The report was carried out by US-based human development NGO FHI360 and International Center for Not-For-Profit Law, which were appointed as project managers, while Phnom Penh-based Future Forum acted as the local partner.
It noted that CSOs remained heavily dependent on international donor support, both to operate, particularly for overhead costs and to implement programs.
The key foreign donors in 2021 include the World Bank, Asian Development Bank and the Open Society Foundation (OSF). Apart from the European Union, Cambodian CSOs received support from bilateral donors like the US, Japan, Australia, and, “increasingly, China”.
Scarce and rare
Meanwhile, the report highlighted that bureaucratic hurdles have raised the difficulty level for CSOs to receive receiving foreign funding in 2021, compounded by Articles 25 and 27 of Law on Associations and Non-Governmental Organisations (LANGO).
Apparently, the statute places “burdensome” reporting requirements on CSOs that receive foreign funding.
In fact, respondents to a 2021 Fundamental Freedoms Monitor Project survey by Cambodian Center for Human Rights shared that banks required “excessive” details, all of which presented “obstacles to CSOs with already-constrained capacities”.
Within that context, domestic funding to support CSO operations remains scarce and public fundraising campaigns are rare.
“In 2021, CSOs received some local support through digital platforms for banking and ride sharing, through which donations could be made to CSO partners in the system, but it is unclear how much support the platforms generated.
“Some CSOs also receive funding through diaspora and individual donations but these are limited. CSOs do not generally collect membership fees,” USAID stated.
Heavy taxation
Some CSOs continued to develop potential revenue-generating streams through social enterprises. For example, youth empowerment organisation Friends International utilises a social enterprise model in which it runs cafes to generate revenue for its training and support programs for at-risk Cambodian youth.
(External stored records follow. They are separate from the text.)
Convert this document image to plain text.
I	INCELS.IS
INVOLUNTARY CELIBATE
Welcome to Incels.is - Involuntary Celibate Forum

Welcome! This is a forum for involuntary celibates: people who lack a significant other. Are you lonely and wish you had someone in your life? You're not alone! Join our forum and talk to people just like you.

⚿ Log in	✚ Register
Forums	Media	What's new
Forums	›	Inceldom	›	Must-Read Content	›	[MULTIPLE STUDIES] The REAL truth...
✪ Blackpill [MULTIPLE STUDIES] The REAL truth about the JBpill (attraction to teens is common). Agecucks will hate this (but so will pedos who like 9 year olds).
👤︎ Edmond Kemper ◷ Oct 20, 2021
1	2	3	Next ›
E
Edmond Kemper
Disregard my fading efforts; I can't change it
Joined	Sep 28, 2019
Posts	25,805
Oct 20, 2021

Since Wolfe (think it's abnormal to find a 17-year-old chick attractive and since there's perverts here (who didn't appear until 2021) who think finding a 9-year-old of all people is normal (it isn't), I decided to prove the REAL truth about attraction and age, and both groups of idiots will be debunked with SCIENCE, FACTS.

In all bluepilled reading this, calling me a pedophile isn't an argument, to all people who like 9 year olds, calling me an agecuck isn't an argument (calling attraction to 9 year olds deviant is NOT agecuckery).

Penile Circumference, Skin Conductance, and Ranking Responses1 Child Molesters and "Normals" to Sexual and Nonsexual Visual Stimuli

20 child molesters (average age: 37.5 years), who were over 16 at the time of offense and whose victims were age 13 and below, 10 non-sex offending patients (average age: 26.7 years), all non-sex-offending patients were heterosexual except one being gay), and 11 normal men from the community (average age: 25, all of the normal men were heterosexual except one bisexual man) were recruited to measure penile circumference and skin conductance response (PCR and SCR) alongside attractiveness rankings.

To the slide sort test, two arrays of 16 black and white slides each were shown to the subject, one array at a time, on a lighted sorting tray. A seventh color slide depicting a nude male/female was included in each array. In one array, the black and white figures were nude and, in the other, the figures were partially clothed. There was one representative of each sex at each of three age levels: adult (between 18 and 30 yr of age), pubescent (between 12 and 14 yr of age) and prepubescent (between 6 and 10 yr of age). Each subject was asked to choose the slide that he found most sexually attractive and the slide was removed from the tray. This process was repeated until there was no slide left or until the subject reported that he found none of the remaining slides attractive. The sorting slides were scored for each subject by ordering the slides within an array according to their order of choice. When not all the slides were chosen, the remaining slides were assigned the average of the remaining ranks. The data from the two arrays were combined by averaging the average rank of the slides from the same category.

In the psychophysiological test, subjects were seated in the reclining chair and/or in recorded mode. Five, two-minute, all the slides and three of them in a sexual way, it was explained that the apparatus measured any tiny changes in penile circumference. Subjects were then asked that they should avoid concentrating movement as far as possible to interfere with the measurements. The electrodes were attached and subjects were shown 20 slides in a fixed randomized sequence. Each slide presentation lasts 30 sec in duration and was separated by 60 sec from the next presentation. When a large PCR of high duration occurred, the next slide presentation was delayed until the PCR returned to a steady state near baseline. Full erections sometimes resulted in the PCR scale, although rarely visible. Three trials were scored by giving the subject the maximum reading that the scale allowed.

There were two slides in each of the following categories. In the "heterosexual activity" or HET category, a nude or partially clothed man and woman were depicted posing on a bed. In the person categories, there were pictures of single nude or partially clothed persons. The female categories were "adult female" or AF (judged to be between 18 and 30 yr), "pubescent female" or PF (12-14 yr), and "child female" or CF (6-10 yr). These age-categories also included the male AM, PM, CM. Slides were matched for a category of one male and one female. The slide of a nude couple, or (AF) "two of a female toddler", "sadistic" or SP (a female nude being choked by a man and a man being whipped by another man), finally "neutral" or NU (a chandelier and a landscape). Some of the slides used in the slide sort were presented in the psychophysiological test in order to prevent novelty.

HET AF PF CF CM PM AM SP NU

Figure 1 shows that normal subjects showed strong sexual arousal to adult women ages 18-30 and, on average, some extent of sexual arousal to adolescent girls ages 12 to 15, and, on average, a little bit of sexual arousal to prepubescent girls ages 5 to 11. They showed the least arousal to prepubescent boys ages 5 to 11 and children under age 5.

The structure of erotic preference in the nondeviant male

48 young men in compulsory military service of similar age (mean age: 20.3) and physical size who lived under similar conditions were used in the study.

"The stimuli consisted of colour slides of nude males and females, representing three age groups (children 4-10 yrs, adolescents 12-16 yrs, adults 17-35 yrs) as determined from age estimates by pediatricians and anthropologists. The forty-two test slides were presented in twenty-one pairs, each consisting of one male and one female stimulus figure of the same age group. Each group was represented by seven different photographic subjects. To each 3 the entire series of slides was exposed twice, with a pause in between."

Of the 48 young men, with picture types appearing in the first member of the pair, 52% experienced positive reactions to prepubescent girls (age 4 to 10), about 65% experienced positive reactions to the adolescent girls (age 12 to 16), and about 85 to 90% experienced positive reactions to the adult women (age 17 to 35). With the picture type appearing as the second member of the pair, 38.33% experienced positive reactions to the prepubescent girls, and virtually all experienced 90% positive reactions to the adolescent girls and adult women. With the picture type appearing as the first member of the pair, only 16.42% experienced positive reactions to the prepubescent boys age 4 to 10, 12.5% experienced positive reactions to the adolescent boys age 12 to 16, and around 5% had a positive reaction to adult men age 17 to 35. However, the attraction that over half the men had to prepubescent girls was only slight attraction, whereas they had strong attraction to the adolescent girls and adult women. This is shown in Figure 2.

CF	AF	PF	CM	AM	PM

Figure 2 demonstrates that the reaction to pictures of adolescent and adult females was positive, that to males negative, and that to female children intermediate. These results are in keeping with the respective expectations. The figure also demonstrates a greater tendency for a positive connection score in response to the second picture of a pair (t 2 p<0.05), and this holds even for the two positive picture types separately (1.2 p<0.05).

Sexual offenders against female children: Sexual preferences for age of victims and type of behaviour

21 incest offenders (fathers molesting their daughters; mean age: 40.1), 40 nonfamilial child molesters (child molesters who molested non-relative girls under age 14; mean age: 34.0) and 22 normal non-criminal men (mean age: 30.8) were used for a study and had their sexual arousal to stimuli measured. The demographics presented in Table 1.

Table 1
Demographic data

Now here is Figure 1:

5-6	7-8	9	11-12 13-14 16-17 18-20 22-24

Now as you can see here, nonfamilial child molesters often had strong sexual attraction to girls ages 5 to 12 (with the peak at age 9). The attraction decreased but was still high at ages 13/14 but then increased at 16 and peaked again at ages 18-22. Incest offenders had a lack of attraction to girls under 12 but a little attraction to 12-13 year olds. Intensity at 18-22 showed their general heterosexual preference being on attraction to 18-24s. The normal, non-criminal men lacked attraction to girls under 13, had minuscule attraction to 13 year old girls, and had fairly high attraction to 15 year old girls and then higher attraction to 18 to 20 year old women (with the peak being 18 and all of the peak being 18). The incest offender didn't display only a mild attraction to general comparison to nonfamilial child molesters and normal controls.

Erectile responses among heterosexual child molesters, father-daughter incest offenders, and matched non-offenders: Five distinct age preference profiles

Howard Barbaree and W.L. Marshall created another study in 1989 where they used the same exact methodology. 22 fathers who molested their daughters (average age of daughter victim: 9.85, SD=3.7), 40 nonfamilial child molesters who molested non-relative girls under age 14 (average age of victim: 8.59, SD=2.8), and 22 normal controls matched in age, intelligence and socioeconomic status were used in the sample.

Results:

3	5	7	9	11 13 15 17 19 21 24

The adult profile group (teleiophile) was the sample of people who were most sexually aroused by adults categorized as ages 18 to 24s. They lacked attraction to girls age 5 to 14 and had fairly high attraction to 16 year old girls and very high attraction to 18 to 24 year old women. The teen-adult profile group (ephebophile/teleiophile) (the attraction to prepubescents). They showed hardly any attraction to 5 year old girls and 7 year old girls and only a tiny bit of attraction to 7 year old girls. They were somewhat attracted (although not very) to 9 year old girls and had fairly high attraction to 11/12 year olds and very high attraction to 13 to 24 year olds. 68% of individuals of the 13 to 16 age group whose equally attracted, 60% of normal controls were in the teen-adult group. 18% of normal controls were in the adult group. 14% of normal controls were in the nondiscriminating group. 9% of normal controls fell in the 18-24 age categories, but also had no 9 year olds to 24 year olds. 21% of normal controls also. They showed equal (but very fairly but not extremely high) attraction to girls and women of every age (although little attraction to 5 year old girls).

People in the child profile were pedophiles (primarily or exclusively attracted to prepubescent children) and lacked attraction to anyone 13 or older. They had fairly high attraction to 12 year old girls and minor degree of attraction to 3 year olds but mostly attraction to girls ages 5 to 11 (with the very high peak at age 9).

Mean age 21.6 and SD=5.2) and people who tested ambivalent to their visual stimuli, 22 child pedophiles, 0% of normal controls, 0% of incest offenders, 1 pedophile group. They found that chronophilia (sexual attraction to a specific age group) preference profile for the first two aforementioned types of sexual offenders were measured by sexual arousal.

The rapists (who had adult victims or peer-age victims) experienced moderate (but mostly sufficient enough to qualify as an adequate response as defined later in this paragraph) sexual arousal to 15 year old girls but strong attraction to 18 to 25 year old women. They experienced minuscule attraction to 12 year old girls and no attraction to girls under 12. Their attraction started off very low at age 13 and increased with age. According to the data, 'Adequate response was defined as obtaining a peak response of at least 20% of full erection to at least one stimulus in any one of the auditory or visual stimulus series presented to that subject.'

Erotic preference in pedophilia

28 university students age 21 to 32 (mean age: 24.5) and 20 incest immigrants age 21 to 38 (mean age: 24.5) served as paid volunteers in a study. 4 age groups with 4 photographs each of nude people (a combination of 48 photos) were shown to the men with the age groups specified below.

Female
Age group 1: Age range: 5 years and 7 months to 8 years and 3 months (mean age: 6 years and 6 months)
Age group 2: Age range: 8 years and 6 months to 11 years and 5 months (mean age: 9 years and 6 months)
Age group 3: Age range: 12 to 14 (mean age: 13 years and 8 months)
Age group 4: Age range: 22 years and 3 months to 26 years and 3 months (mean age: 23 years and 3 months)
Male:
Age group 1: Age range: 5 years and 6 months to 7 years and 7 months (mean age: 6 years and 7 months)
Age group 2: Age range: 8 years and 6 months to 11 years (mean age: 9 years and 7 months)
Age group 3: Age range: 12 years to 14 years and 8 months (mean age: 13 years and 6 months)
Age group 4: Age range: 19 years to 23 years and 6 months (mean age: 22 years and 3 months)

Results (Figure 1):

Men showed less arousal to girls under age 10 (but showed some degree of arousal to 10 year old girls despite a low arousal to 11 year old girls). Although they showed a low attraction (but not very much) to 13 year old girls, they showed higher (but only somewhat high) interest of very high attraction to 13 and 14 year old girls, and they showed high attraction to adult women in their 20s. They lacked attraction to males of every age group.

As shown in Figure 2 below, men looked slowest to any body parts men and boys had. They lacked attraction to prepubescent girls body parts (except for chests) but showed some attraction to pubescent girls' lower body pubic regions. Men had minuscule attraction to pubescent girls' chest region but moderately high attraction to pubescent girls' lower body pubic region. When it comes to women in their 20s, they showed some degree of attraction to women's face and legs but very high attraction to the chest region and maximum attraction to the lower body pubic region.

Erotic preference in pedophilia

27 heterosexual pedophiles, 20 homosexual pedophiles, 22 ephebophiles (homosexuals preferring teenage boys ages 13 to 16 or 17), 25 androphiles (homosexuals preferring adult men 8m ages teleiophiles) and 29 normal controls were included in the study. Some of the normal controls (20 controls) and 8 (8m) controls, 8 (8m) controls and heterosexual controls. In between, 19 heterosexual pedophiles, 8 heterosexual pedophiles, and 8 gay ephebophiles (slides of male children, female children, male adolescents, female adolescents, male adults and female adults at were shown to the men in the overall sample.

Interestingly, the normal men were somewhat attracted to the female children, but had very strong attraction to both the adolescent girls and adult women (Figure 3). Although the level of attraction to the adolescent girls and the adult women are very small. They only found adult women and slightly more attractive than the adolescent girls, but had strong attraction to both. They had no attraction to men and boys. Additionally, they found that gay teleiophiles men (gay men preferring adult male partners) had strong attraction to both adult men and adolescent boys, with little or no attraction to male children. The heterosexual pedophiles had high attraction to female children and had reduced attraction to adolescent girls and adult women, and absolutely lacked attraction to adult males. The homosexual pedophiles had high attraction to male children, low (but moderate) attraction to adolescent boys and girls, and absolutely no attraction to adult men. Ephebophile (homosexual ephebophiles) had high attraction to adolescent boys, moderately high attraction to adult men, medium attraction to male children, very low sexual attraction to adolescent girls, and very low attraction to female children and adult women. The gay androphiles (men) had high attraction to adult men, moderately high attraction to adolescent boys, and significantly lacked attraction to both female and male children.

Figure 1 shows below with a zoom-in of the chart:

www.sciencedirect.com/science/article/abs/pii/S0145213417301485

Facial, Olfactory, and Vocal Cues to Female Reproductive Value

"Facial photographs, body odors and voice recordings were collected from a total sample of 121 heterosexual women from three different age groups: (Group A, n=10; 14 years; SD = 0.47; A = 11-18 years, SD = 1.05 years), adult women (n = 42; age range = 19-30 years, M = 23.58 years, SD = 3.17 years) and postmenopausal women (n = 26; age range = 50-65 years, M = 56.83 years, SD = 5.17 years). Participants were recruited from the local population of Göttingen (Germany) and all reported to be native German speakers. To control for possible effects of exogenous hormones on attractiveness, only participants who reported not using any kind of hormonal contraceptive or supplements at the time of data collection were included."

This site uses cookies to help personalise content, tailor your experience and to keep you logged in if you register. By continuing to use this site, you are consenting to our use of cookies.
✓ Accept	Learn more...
“However, with the rise of COVID-19 cases in 2021, such venues were temporarily closed. At the same time, social enterprises’ usual reliance on foreign tourism for support continued to be hampered by global travel bans,” the index stated.
Generally, attempts to diversify revenue streams risk overstretching operations that can no longer deliver their intended outputs, and these sources of funding remain limited and insufficient.
“Burdensome disclosure requirements also threaten CSOs with potentially heavy taxation as a result of non-traditional revenue streams.
“Nearly all CSOs have a financial officer. In line with domestic income and taxation laws, as well as international donor requirements where applicable, most CSOs undergo at least an annual budget review and audit conducted by an independent external auditor,” it said.
Funding secured
Given the challenges, USAID said financial viability “deteriorated slightly” in 2021 and continues to be one of the “weakest dimensions” of CSO sustainability in Cambodia.
“CSOs primarily have access to short-term funding sources and very few organisations have any degree of financial sustainability.
“Donor funding continued to shift toward pandemic relief and away from traditional programming, and CSOs struggled to access financial support and usual fundraising opportunities due to travel restrictions and the shift to online work,” it said.
Therefore, even where funding does exist, the “sustainability of that funding is an ever-present issue”, it added.
According to the CSO roadmap (2020-2025) by membership-based Cooperation Committee for Cambodia, an umbrella body for NGOs, 22 percent of its members secured funding periods of between three and five years, 41 percent - between one and three years, and 37 percent - six months to one year.